Neus Arnal, social educator of the SPEY project, tells us what the educational and sports project is about and how the socio-sports programme is being developed.
How should we work from the sports sector together with the social world to stop the acquisition of extreme ideas or behaviours among young people?
What we see most in the project is the pro-social support network that has been generated through the SPEY educational and sports program.
SPEY project was born from the need to know whether sport can contribute to the prevention of any type of extremist behaviour or ideas among youngsters. It is well known that sport can be a space for catalysing the prejudices that youngsters have towards the adoption of ideas or extreme behaviours.
What we want to know with this project is how we should work from the sport sector, together with the social sector, to serve as a barrier to the acquisition of ideas or extreme behaviours among young people.

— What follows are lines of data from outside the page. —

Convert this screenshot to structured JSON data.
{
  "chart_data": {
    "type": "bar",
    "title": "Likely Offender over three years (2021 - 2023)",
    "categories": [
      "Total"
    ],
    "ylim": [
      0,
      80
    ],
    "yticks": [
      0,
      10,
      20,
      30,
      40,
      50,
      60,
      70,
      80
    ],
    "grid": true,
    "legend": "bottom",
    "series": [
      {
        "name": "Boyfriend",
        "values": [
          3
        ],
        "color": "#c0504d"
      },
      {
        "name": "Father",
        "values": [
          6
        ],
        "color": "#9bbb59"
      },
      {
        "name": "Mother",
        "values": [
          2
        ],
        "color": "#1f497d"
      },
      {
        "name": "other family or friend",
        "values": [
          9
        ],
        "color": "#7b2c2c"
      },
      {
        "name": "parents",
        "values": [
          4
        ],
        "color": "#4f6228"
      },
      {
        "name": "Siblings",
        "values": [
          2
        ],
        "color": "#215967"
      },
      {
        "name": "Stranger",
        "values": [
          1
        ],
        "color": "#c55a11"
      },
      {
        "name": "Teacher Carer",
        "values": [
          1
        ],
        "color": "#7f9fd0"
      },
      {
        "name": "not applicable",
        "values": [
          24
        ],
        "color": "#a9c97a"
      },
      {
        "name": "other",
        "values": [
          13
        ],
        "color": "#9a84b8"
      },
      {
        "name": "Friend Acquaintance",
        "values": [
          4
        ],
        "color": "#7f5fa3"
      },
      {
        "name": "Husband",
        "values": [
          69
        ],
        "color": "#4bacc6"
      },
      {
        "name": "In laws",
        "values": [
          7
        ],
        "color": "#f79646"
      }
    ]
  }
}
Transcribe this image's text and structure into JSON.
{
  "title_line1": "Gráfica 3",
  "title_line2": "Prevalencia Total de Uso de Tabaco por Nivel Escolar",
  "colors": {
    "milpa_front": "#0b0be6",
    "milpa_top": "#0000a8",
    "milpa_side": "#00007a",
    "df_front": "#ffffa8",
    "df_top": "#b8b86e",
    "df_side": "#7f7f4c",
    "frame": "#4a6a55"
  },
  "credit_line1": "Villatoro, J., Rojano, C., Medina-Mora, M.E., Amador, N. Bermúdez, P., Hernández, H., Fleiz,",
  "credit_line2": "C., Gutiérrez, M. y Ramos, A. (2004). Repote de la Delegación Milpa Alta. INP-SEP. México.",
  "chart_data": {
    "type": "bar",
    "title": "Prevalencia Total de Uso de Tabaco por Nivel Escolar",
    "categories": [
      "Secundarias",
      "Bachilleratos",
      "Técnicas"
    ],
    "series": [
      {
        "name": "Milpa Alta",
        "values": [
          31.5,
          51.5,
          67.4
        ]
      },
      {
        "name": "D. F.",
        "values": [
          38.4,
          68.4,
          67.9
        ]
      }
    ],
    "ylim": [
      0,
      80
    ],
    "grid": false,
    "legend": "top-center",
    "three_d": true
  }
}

The truth is that it has worked so well and I believe that the most important thing that we have achieved with the project, or at least, the most obvious one, is the pro-social support network that has been generated through the educational and sportive SPEY programme.
The educational programme is based on the 3N theory. This theory affirms that, in any process of adoption of ideas or extreme behaviours, the needs, the narratives and the “networks” i.e. the nets intervene.
In the video, Neus Arnal, social educator of the SPEY project, explains the 3 phases of the programme:
- PHASE 1: The educational process of SPEY contemplates a first phase in which the youngsters express what they receive as harm and oppression, we work on them and then come to the next phase, which are the narratives.
- PHASE 2:In this second phase, we work on how these needs are transformed into narratives that, very often respond to the idea of “us against you”. We work on these narratives to get to the next stage of the process, which are nets.
- PHASE 3:On this third phase of “networks”, we take these needs, structured under these narratives, so that young people can, in their own ways of structuring and acting, feel that they belong to a pro-social project or create one. This project should channel all these needs towards something greater, i.e. better.
About the SPEY project
The SPEY project (Sport for the Prevention of Extremism in Youth) started in February 2020 led by the Union of Sports Federations of Catalonia. The project, co-financed by the European Commission, has a duration of 30 months, and has the support of 7 countries and 9 ‘partners’, including the Confederation of Sports of Sweden, the Union of Federations of Latvia, the International Council of Sport and Physical Education of Germany, the City Council of Gondomar of Portugal, the Ministry of Culture and Sport of Greece, the French ‘think tank’ Sport and Citizenship, and the University of Córdoba.